- Original opening card
- Directed by: Dave Fleischer
- Produced by: Max Fleischer
- Starring: Cab Calloway and His Orchestra Mae Questel Margie Hines
- Animation by: Willard Bowsky Ralph Somerville Bernard Wolf
- Color process: Black-and-white
- Production company: Fleischer Studios
- Distributed by: Paramount Pictures
- Release dates: January 1, 1932 (New York City); February 26, 1932 (general release);
- Running time: 8 minutes
- Country: United States
- Language: English

= Minnie the Moocher (film) =

1932 film

Minnie the Moocher is a 1932 cartoon starring Betty Boop and Bimbo, and featuring Cab Calloway and his orchestra, singing the namesake hit song.

Part of the Talkartoon series produced by Fleischer Studios and released by Paramount Pictures, it premiered in New York City on January 1, 1932 at the Rivoli Theatre (being shown alongside Dr. Jekyll and Mr. Hyde), going into general release on February 26 of that year.

The short is considered to be one of the most significant cartoons ever, playing an important part on building up the popularity of Betty Boop, as well as reinventing the rotoscope process, which had been invented by Fleischer almost two decades before, but had fallen in disuse from the mid-1920s onwards. In 1994, Minnie the Moocher was voted #20 of the 50 Greatest Cartoons of all time by members of the animation field.

==Plot==
The cartoon opens with a live action sequence of Cab Calloway and his orchestra performing an instrumental rendition of "St. James Infirmary".

Betty Boop is scolded by her strict German immigrant parents for not eating her hasenpfeffer dish. While her father's head turns into a phonograph as a result of his blabbering, a flower tries to convince Betty to eat her dinner, only to die after eating a bite. Betty then storms out sobbing (while her mother changes cylinders on Papa's phonograph head) and sings the Harry Von Tilzer song "They Always Pick on Me" as she heads to her bedroom and decides to run away from home.

Betty then writes a farewell note to her parents while the song "Mean to Me" plays in the background (Koko the Clown makes a brief cameo popping out of an inkwell, in a nod to the old Out of the Inkwell cartoons) and phones her boyfriend Bimbo, who joins her. Walking through the countryside as night falls, they both come across some specters and venture in a cavern out of fright. Inside, they find a walrus-like apparition (voiced by and rotoscoped to Calloway), who sings "Minnie the Moocher" with some haunted spirits. Betty and Bimbo both change their minds about running away and rush back home with the ghouls in hot pursuit as "Tiger Rag" plays in the background. Betty makes it safely back to her home and hides under the blankets of her bed. As she shakes in terror, the note she earlier wrote to her parents tears, leaving "Home Sweet Home" on it.

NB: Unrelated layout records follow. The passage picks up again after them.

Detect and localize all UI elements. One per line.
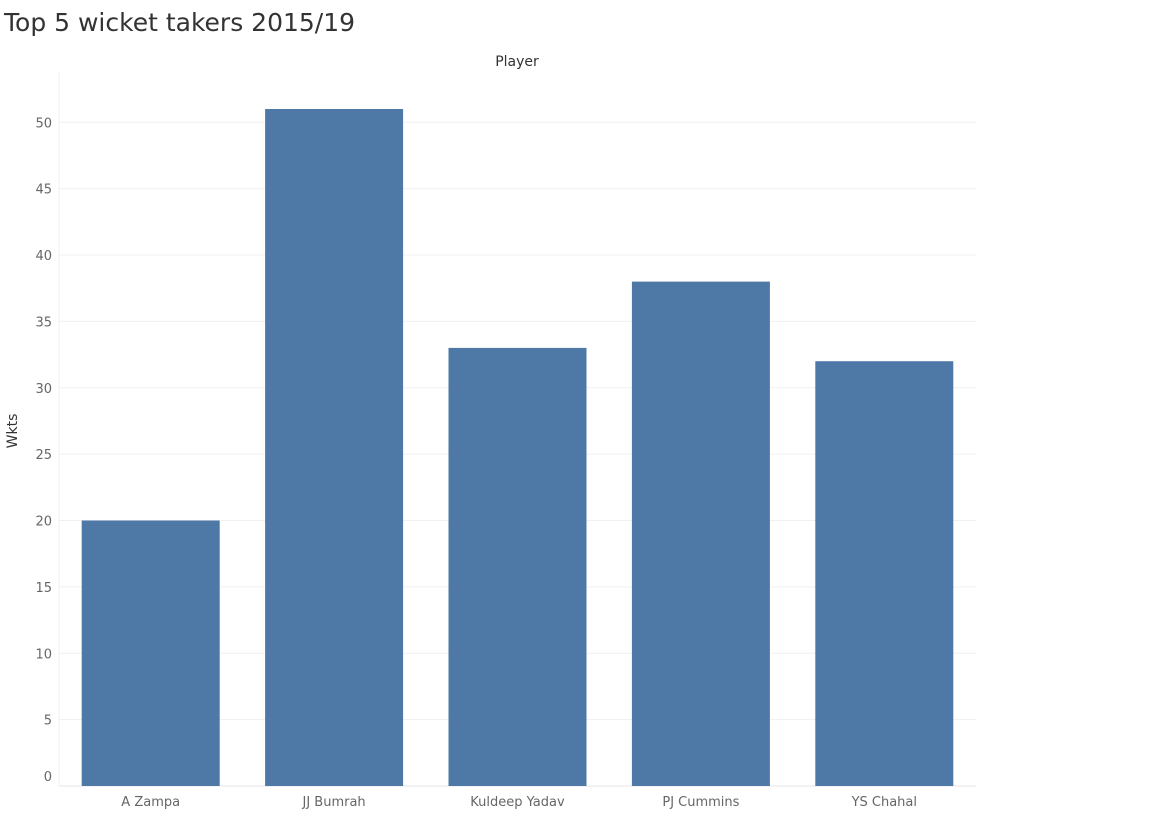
y-tick-label: 35 [35, 315, 52, 330]
x-tick-label: A Zampa [121, 795, 180, 810]
y-tick-label: 20 [35, 515, 52, 530]
bar[interactable] [81, 520, 220, 787]
y-tick-label: 30 [35, 382, 52, 397]
y-tick-label: 5 [44, 714, 52, 729]
y-tick-label: 45 [35, 183, 52, 198]
x-axis-title: Player [495, 54, 539, 70]
y-tick-label: 10 [35, 647, 52, 662]
y-tick-label: 25 [35, 448, 52, 463]
bar[interactable] [815, 361, 954, 786]
bar[interactable] [448, 347, 587, 786]
y-tick-label: 0 [44, 770, 52, 785]
x-tick-label: YS Chahal [851, 795, 917, 810]
y-tick-label: 15 [35, 581, 52, 596]
x-tick-label: Kuldeep Yadav [470, 795, 565, 810]
y-tick-label: 40 [35, 249, 52, 264]
x-tick-label: PJ Cummins [662, 795, 739, 810]
chart-title: Top 5 wicket takers 2015/19 [4, 8, 356, 37]
bars-group [81, 109, 954, 787]
y-axis-ticks: 0 5 10 15 20 25 30 35 40 45 50 [35, 116, 52, 785]
x-tick-label: JJ Bumrah [302, 795, 366, 810]
y-tick-label: 50 [35, 116, 52, 131]
y-axis-title: Wkts [5, 414, 21, 449]
x-axis-ticks: A Zampa JJ Bumrah Kuldeep Yadav PJ Cummins Y… [121, 795, 917, 810]
bar[interactable] [631, 281, 770, 786]
bar[interactable] [265, 109, 404, 786]
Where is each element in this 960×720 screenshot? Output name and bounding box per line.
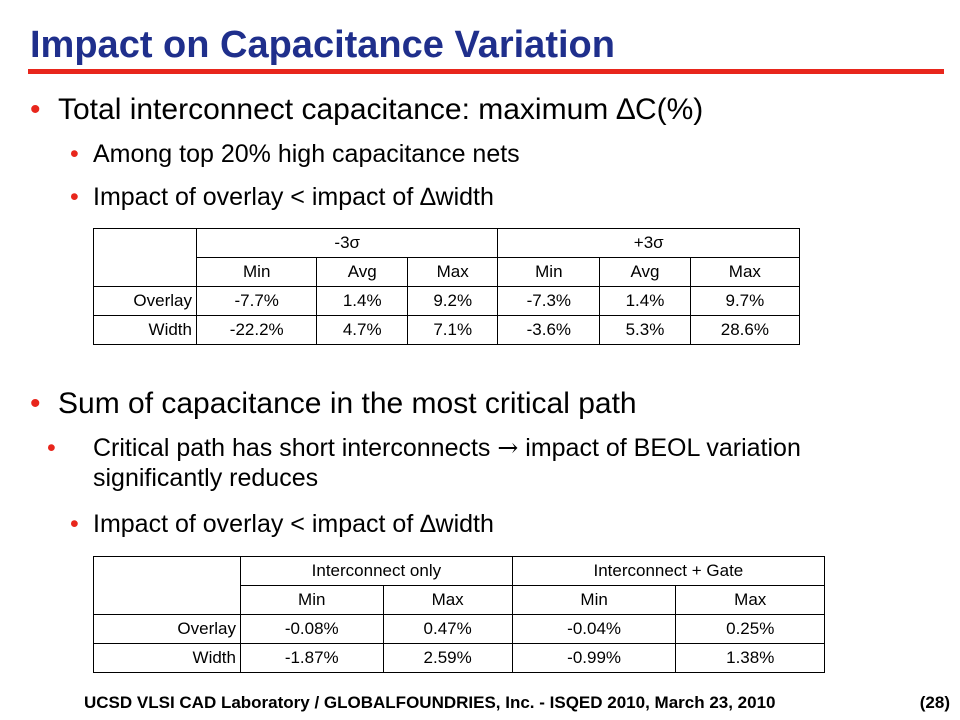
subheader-cell: Min — [497, 257, 601, 287]
capacitance-table-critical-path: Interconnect only Interconnect + Gate Mi… — [93, 556, 826, 673]
subheader-cell: Max — [406, 257, 499, 287]
table-cell: 0.47% — [382, 614, 513, 644]
table-group-header-row: -3σ +3σ — [93, 228, 800, 287]
table-corner-cell — [93, 556, 241, 615]
bullet-text: Impact of overlay < impact of ∆width — [93, 510, 494, 538]
capacitance-table-total: -3σ +3σ Min Avg Max Min Avg Max Overlay … — [93, 228, 801, 345]
slide-title: Impact on Capacitance Variation — [30, 24, 615, 66]
table-cell: 1.38% — [675, 643, 825, 673]
group-header-interconnect-gate: Interconnect + Gate — [511, 556, 826, 586]
row-label: Width — [93, 643, 241, 673]
table-cell: -7.3% — [497, 286, 601, 316]
subheader-cell: Max — [689, 257, 801, 287]
subheader-cell: Avg — [316, 257, 408, 287]
footer-text: UCSD VLSI CAD Laboratory / GLOBALFOUNDRI… — [84, 693, 776, 712]
subheader-cell: Min — [511, 585, 677, 615]
table-cell: 9.2% — [406, 286, 499, 316]
table-row: Width -1.87% 2.59% -0.99% 1.38% — [93, 643, 825, 673]
bullet-dot-icon: • — [70, 140, 79, 168]
table-cell: -1.87% — [240, 643, 384, 673]
group-header-plus-3sigma: +3σ — [497, 228, 800, 258]
table-cell: 5.3% — [599, 315, 691, 345]
bullet-text-end: impact of BEOL variation significantly r… — [93, 434, 801, 492]
table-corner-cell — [93, 228, 197, 287]
table-cell: 9.7% — [689, 286, 801, 316]
subheader-cell: Max — [382, 585, 513, 615]
bullet-overlay-vs-width-1: • Impact of overlay < impact of ∆width — [70, 182, 494, 212]
subheader-cell: Avg — [599, 257, 691, 287]
table-cell: 1.4% — [599, 286, 691, 316]
table-cell: 1.4% — [316, 286, 408, 316]
table-cell: -0.99% — [511, 643, 677, 673]
table-cell: 7.1% — [406, 315, 499, 345]
subheader-cell: Min — [240, 585, 384, 615]
table-cell: 0.25% — [675, 614, 825, 644]
table-cell: -3.6% — [497, 315, 601, 345]
page-number: (28) — [919, 693, 950, 712]
table-row: Overlay -7.7% 1.4% 9.2% -7.3% 1.4% 9.7% — [93, 286, 801, 316]
bullet-dot-icon: • — [30, 387, 41, 420]
bullet-dot-icon: • — [47, 434, 56, 462]
title-underline — [28, 69, 944, 74]
bullet-text: Impact of overlay < impact of ∆width — [93, 183, 494, 211]
bullet-top-nets: • Among top 20% high capacitance nets — [70, 139, 520, 169]
row-label: Width — [93, 315, 197, 345]
bullet-critical-path-sum: • Sum of capacitance in the most critical… — [30, 386, 637, 422]
table-subheader-row: Min Max Min Max — [94, 585, 825, 615]
table-subheader-row: Min Avg Max Min Avg Max — [94, 257, 801, 287]
table-group-header-row: Interconnect only Interconnect + Gate — [93, 556, 826, 615]
bullet-critical-path-short: • Critical path has short interconnects →… — [47, 433, 913, 493]
bullet-dot-icon: • — [70, 183, 79, 211]
bullet-text: Total interconnect capacitance: maximum … — [58, 93, 704, 126]
table-row: Width -22.2% 4.7% 7.1% -3.6% 5.3% 28.6% — [93, 315, 801, 345]
bullet-total-capacitance: • Total interconnect capacitance: maximum… — [30, 92, 703, 128]
row-label: Overlay — [93, 614, 241, 644]
bullet-overlay-vs-width-2: • Impact of overlay < impact of ∆width — [70, 509, 494, 539]
table-cell: -22.2% — [195, 315, 318, 345]
subheader-cell: Min — [195, 257, 318, 287]
table-cell: 2.59% — [382, 643, 513, 673]
table-cell: -7.7% — [195, 286, 318, 316]
table-cell: -0.04% — [511, 614, 677, 644]
bullet-text: Sum of capacitance in the most critical … — [58, 387, 637, 420]
table-cell: -0.08% — [240, 614, 384, 644]
table-cell: 28.6% — [689, 315, 801, 345]
row-label: Overlay — [93, 286, 197, 316]
table-cell: 4.7% — [316, 315, 408, 345]
bullet-text-start: Critical path has short interconnects — [93, 434, 491, 462]
right-arrow-icon: → — [497, 433, 519, 462]
bullet-dot-icon: • — [70, 510, 79, 538]
group-header-interconnect-only: Interconnect only — [240, 556, 513, 586]
table-row: Overlay -0.08% 0.47% -0.04% 0.25% — [93, 614, 825, 644]
group-header-minus-3sigma: -3σ — [195, 228, 499, 258]
bullet-text: Among top 20% high capacitance nets — [93, 140, 520, 168]
subheader-cell: Max — [675, 585, 825, 615]
bullet-dot-icon: • — [30, 93, 41, 126]
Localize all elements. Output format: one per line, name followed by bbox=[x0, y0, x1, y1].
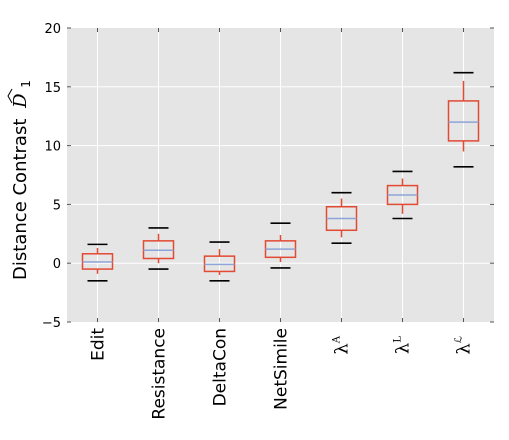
x-tick-label-sup: ℒ bbox=[454, 336, 465, 343]
box-1 bbox=[142, 227, 175, 270]
x-tick-label: λℒ bbox=[454, 336, 475, 355]
grid bbox=[67, 28, 494, 322]
box-4 bbox=[325, 191, 358, 245]
x-tick-label-text: λ bbox=[393, 343, 414, 354]
box-3 bbox=[264, 222, 297, 269]
x-tick-label-text: Edit bbox=[89, 328, 109, 361]
x-tick-label-text: λ bbox=[332, 343, 353, 354]
x-tick-label: Resistance bbox=[150, 328, 170, 420]
y-axis: −5 0 5 10 15 20 bbox=[42, 22, 494, 331]
y-tick-label: 0 bbox=[53, 257, 61, 272]
x-tick-label-sup: A bbox=[332, 335, 343, 344]
y-axis-title-subscript: 1 bbox=[19, 80, 33, 88]
x-tick-label: NetSimile bbox=[272, 328, 292, 410]
y-tick-label: 5 bbox=[53, 198, 61, 213]
y-tick-label: 20 bbox=[44, 22, 61, 37]
y-tick-label: −5 bbox=[42, 316, 61, 331]
x-tick-label: DeltaCon bbox=[211, 328, 231, 406]
x-tick-label-sup: L bbox=[393, 336, 404, 343]
y-tick-label: 10 bbox=[44, 140, 61, 155]
x-tick-label-text: NetSimile bbox=[272, 328, 292, 410]
y-axis-title-hat bbox=[7, 88, 13, 104]
x-tick-label: λL bbox=[393, 336, 414, 354]
y-tick-label: 15 bbox=[44, 81, 61, 96]
box-0 bbox=[81, 243, 114, 282]
box-6 bbox=[447, 71, 480, 168]
x-tick-label: λA bbox=[332, 335, 353, 354]
y-axis-title-text: Distance Contrast bbox=[10, 119, 31, 280]
x-tick-label: Edit bbox=[89, 328, 109, 361]
y-axis-title: Distance Contrast D 1 bbox=[10, 80, 33, 280]
box-5 bbox=[386, 170, 419, 220]
boxes bbox=[81, 71, 480, 282]
box-2 bbox=[203, 241, 236, 282]
box-iqr bbox=[447, 100, 480, 142]
x-tick-label-text: λ bbox=[454, 343, 475, 354]
x-tick-label-text: Resistance bbox=[150, 328, 170, 420]
y-axis-title-symbol: D bbox=[10, 93, 31, 109]
x-tick-label-text: DeltaCon bbox=[211, 328, 231, 406]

The film ends with Calloway and his band performing the instrumental "Vine Street Blues".

==Cast==
- Mae Questel/Margie Hines as Betty Boop
- Margie Hines as Betty's mother
- Claude Reese as Bimbo
- William Pennell as Betty's father
- Cab Calloway and His Cotton Club Orchestra as Cavern Monsters

==Reception==
The Film Daily, on January 10, 1932, wrote: "This Max Fleischer musical cartoon is one of the best turned out so far with the cute pen-and-ink star, Betty Boop, who seems to be getting more sexy and alluring each time, and her boyfriend, Bimbo. The musical portion is supplied by Cab Calloway and his orchestra, and what these boys can't do to the 'Minnie the Moocher' number isn't worth mentioning. Cab and his boys are shown only for a brief moment at the opening. Then a cartoon character, a big walrus with serpentine hips, performs the gyrations to the tune of the 'Minnie' song. The effect is short of a knockout, especially to those who are familiar with Cab's stuff on the radio or stage or night club. Betty Boop's part in the action concerns her running away from home because of her bad parents. With Bimbo she goes into a cave, where spooky figures and eerie noise give them such a scare that they beat it back home".

==Notes==
- Clips of the redrawn colorized version were used in the compilation film Betty Boop for President: The Movie (1980).